Trás-Os-Montes, esse vasto mundo de paisagens de fazer cair os olhos e de bicharada amiga da gente. Só quem conhece pode sentir isto como se sente o cheiro das castanhas assadas mesmo a estalar.
Este artigo é, muito provavelmente, um dos mais complicados e sérios que escrevo. Sinto-me uma atleta no pódio a ouvir o hino nacional, com a cabeça levantada, olhar profundo para o horizonte, mão na barriga (para afagar o estomago – um transmontano tem sempre apetite).
Venho falar-vos da essência transmontana. E perguntam-se: o que é um transmontano? O que é isso da essência transmontana? Há etiqueta transmontana? Não sejais tolos.

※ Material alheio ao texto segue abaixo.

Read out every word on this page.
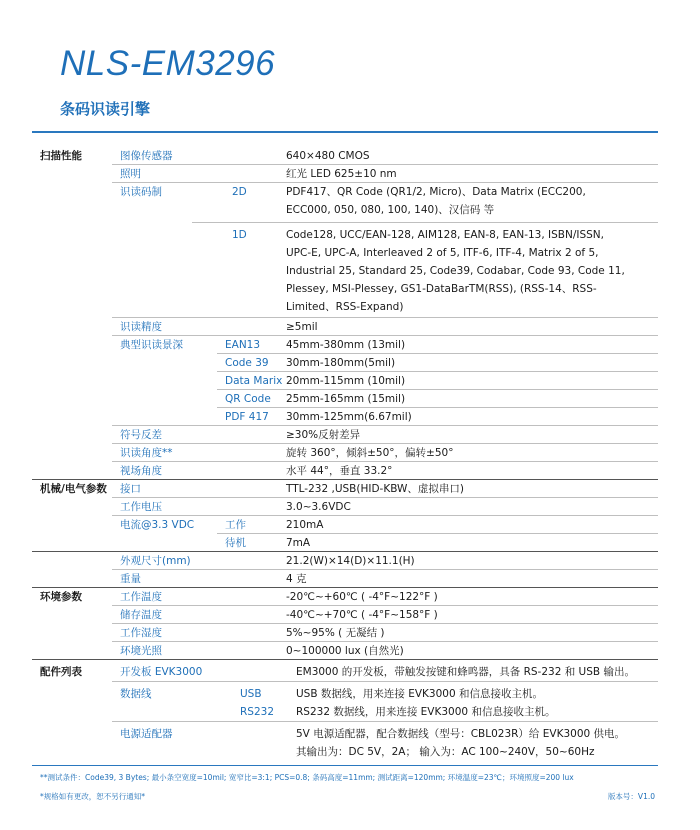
NLS-EM3296
条码识读引擎
扫描性能	图像传感器	640×480 CMOS
照明	红光 LED 625±10 nm
识读码制	2D	PDF417、QR Code (QR1/2, Micro)、Data Matrix (ECC200, ECC000, 050, 080, 100, 140)、汉信码 等
1D	Code128, UCC/EAN-128, AIM128, EAN-8, EAN-13, ISBN/ISSN, UPC-E, UPC-A, Interleaved 2 of 5, ITF-6, ITF-4, Matrix 2 of 5, Industrial 25, Standard 25, Code39, Codabar, Code 93, Code 11, Plessey, MSI-Plessey, GS1-DataBarTM(RSS), (RSS-14、RSS-Limited、RSS-Expand)
识读精度	≥5mil
典型识读景深	EAN13 45mm-380mm (13mil)
Code 39 30mm-180mm(5mil)
Data Marix 20mm-115mm (10mil)
QR Code 25mm-165mm (15mil)
PDF 417 30mm-125mm(6.67mil)
符号反差	≥30%反射差异
识读角度**	旋转 360°，倾斜±50°，偏转±50°
视场角度	水平 44°，垂直 33.2°
机械/电气参数 接口	TTL-232 ,USB(HID-KBW、虚拟串口)
工作电压	3.0~3.6VDC
电流@3.3 VDC	工作	210mA
待机	7mA
外观尺寸(mm)	21.2(W)×14(D)×11.1(H)
重量	4 克
环境参数	工作温度	-20℃~+60℃ ( -4°F~122°F )
储存温度	-40℃~+70℃ ( -4°F~158°F )
工作湿度	5%~95% ( 无凝结 )
环境光照	0~100000 lux (自然光)
配件列表	开发板 EVK3000	EM3000 的开发板，带触发按键和蜂鸣器，具备 RS-232 和 USB 输出。
数据线	USB	USB 数据线，用来连接 EVK3000 和信息接收主机。
RS232 RS232 数据线，用来连接 EVK3000 和信息接收主机。
电源适配器	5V 电源适配器，配合数据线（型号：CBL023R）给 EVK3000 供电。
其输出为：DC 5V，2A； 输入为：AC 100~240V，50~60Hz
**测试条件：Code39, 3 Bytes; 最小条空宽度=10mil; 宽窄比=3:1; PCS=0.8; 条码高度=11mm; 测试距离=120mm; 环境温度=23℃；环境照度=200 lux
*规格如有更改，恕不另行通知*	版本号：V1.0
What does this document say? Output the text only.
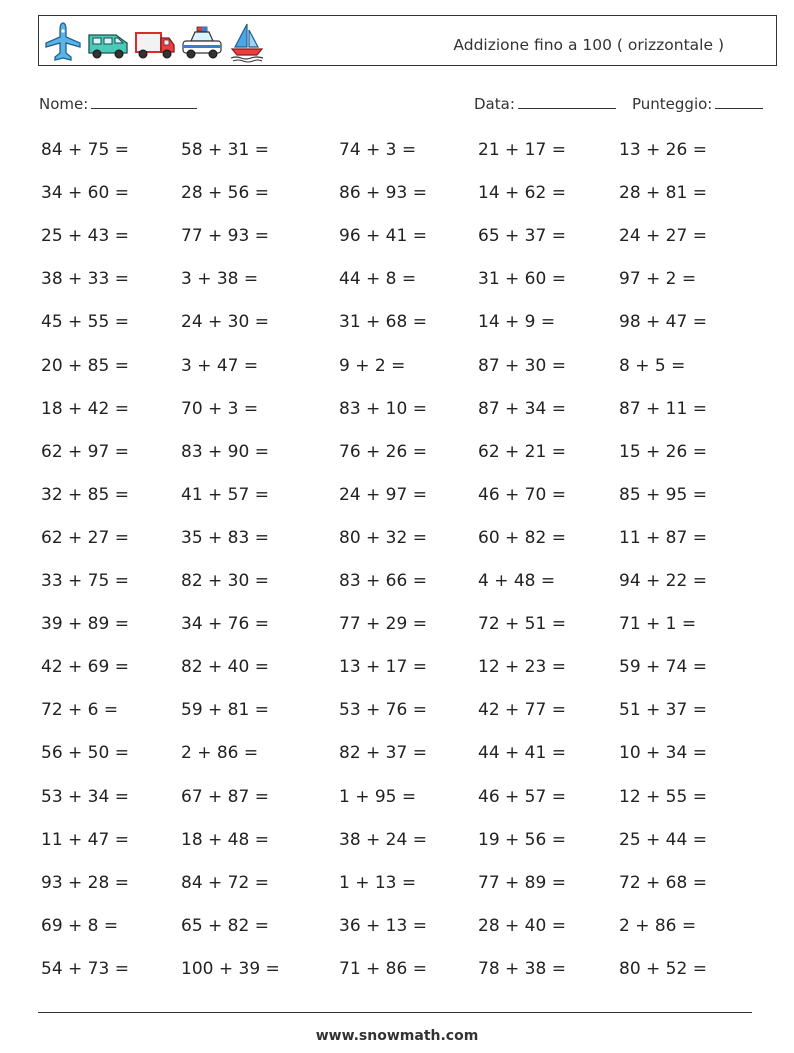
Addizione fino a 100 ( orizzontale )
Nome:	Data:	Punteggio:
84 + 75 =	58 + 31 =	74 + 3 =	21 + 17 =	13 + 26 =
34 + 60 =	28 + 56 =	86 + 93 =	14 + 62 =	28 + 81 =
25 + 43 =	77 + 93 =	96 + 41 =	65 + 37 =	24 + 27 =
38 + 33 =	3 + 38 =	44 + 8 =	31 + 60 =	97 + 2 =
45 + 55 =	24 + 30 =	31 + 68 =	14 + 9 =	98 + 47 =
20 + 85 =	3 + 47 =	9 + 2 =	87 + 30 =	8 + 5 =
18 + 42 =	70 + 3 =	83 + 10 =	87 + 34 =	87 + 11 =
62 + 97 =	83 + 90 =	76 + 26 =	62 + 21 =	15 + 26 =
32 + 85 =	41 + 57 =	24 + 97 =	46 + 70 =	85 + 95 =
62 + 27 =	35 + 83 =	80 + 32 =	60 + 82 =	11 + 87 =
33 + 75 =	82 + 30 =	83 + 66 =	4 + 48 =	94 + 22 =
39 + 89 =	34 + 76 =	77 + 29 =	72 + 51 =	71 + 1 =
42 + 69 =	82 + 40 =	13 + 17 =	12 + 23 =	59 + 74 =
72 + 6 =	59 + 81 =	53 + 76 =	42 + 77 =	51 + 37 =
56 + 50 =	2 + 86 =	82 + 37 =	44 + 41 =	10 + 34 =
53 + 34 =	67 + 87 =	1 + 95 =	46 + 57 =	12 + 55 =
11 + 47 =	18 + 48 =	38 + 24 =	19 + 56 =	25 + 44 =
93 + 28 =	84 + 72 =	1 + 13 =	77 + 89 =	72 + 68 =
69 + 8 =	65 + 82 =	36 + 13 =	28 + 40 =	2 + 86 =
54 + 73 =	100 + 39 =	71 + 86 =	78 + 38 =	80 + 52 =
www.snowmath.com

Este é um guia incompleto de coisas úteis para saber antes de se visitar Trás-Os-Montes e os transmontanos.
- A mesa está sempre posta. Não vos admireis nem vos façais de esquisitos. Mesmo que não vos apeteça comer nada, mais vale aceitar logo qualquer coisinha porque não vão parar de insistir. E a intensidade aumenta, com expressões como “Quem não presta para comer, não presta para trabalhar”, “Tens de comer porque já não tem cú para as calças”.
- Tende sempre em mente que o jeito mais bruto a comunicar não é defeito, é mesmo feitio. Não é para afastar ninguém, quanto muito é para afastar a vareja, mas é na brutidão que está a hospitalidade.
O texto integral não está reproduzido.